Presidente Lula critica Marco Rubio e reitera defesa da soberania brasileira diante de atitudes dos EUA
O presidente Luiz Inácio Lula da Silva (PT) expressou forte descontentamento com as recentes declarações do secretário de Estado dos EUA, Marco Rubio, sobre a América Latina e a postura americana em relação ao Brasil. Lula classificou Rubio como um “latino-americano frustrado” e afirmou que o Brasil não aceitará ser tratado como uma “republiqueta insignificante”.
As falas de Lula ocorrem após os Estados Unidos divulgarem um documento apontando práticas econômicas desleais do Brasil em diversas áreas, com base na Seção 301 da legislação comercial norte-americana. A decisão americana gerou questionamentos sobre o momento em que as conclusões foram tornadas públicas.
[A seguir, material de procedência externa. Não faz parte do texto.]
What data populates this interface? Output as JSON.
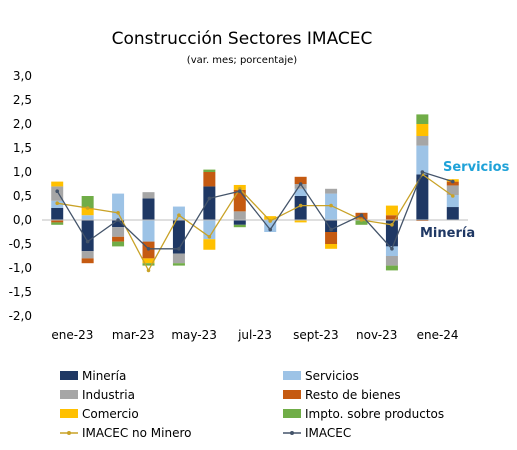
{
  "chart_data": {
    "type": "bar",
    "title": "Construcción Sectores IMACEC",
    "subtitle": "(var. mes; porcentaje)",
    "ylim": [
      -2.0,
      3.0
    ],
    "yticks": [
      "3,0",
      "2,5",
      "2,0",
      "1,5",
      "1,0",
      "0,5",
      "0,0",
      "-0,5",
      "-1,0",
      "-1,5",
      "-2,0"
    ],
    "ytick_values": [
      3.0,
      2.5,
      2.0,
      1.5,
      1.0,
      0.5,
      0.0,
      -0.5,
      -1.0,
      -1.5,
      -2.0
    ],
    "categories": [
      "ene-23",
      "feb-23",
      "mar-23",
      "abr-23",
      "may-23",
      "jun-23",
      "jul-23",
      "ago-23",
      "sept-23",
      "oct-23",
      "nov-23",
      "dic-23",
      "ene-24",
      "feb-24"
    ],
    "xtick_labels": [
      "ene-23",
      "mar-23",
      "may-23",
      "jul-23",
      "sept-23",
      "nov-23",
      "ene-24"
    ],
    "xtick_indices": [
      0,
      2,
      4,
      6,
      8,
      10,
      12
    ],
    "series": [
      {
        "name": "Minería",
        "kind": "bar",
        "color": "#1f3864",
        "values": [
          0.25,
          -0.65,
          -0.15,
          0.45,
          -0.7,
          0.7,
          -0.1,
          0.0,
          0.5,
          -0.25,
          0.0,
          -0.55,
          0.95,
          0.27
        ]
      },
      {
        "name": "Servicios",
        "kind": "bar",
        "color": "#9dc3e6",
        "values": [
          0.15,
          0.1,
          0.55,
          -0.45,
          0.28,
          -0.4,
          0.0,
          -0.25,
          0.15,
          0.55,
          0.0,
          -0.2,
          0.6,
          0.25
        ]
      },
      {
        "name": "Industria",
        "kind": "bar",
        "color": "#a6a6a6",
        "values": [
          0.3,
          -0.15,
          -0.2,
          0.13,
          -0.2,
          0.0,
          0.18,
          0.0,
          0.1,
          0.1,
          0.0,
          -0.2,
          0.2,
          0.2
        ]
      },
      {
        "name": "Resto de bienes",
        "kind": "bar",
        "color": "#c55a11",
        "values": [
          -0.05,
          -0.1,
          -0.1,
          -0.35,
          0.0,
          0.3,
          0.45,
          0.0,
          0.15,
          -0.25,
          0.15,
          0.1,
          -0.02,
          0.08
        ]
      },
      {
        "name": "Comercio",
        "kind": "bar",
        "color": "#ffc000",
        "values": [
          0.1,
          0.15,
          0.0,
          -0.1,
          0.0,
          -0.22,
          0.1,
          0.08,
          -0.05,
          -0.1,
          0.0,
          0.2,
          0.25,
          0.05
        ]
      },
      {
        "name": "Impto. sobre productos",
        "kind": "bar",
        "color": "#70ad47",
        "values": [
          -0.05,
          0.25,
          -0.1,
          -0.05,
          -0.05,
          0.05,
          -0.05,
          0.0,
          0.0,
          0.0,
          -0.1,
          -0.1,
          0.2,
          0.0
        ]
      },
      {
        "name": "IMACEC no Minero",
        "kind": "line",
        "color": "#c9a227",
        "values": [
          0.35,
          0.25,
          0.15,
          -1.05,
          0.1,
          -0.35,
          0.65,
          -0.02,
          0.3,
          0.3,
          0.0,
          -0.1,
          0.95,
          0.5
        ]
      },
      {
        "name": "IMACEC",
        "kind": "line",
        "color": "#44546a",
        "values": [
          0.6,
          -0.45,
          0.0,
          -0.6,
          -0.6,
          0.45,
          0.6,
          -0.2,
          0.75,
          -0.2,
          0.1,
          -0.6,
          1.0,
          0.8
        ]
      }
    ],
    "annotations": [
      {
        "text": "Servicios",
        "color": "#1fa2d8"
      },
      {
        "text": "Minería",
        "color": "#1f3864"
      }
    ],
    "grid": false,
    "legend_placement": "bottom"
  }
}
O presidente brasileiro destacou que o Brasil possui grandeza histórica e não tolerará um tratamento agressivo por parte dos Estados Unidos. Lula relembrou episódios passados, como o golpe de 1964, articulado por embaixadores americanos, para reforçar a necessidade de vigilância e respeito nas relações internacionais. A declaração do presidente foi feita durante uma reunião ministerial.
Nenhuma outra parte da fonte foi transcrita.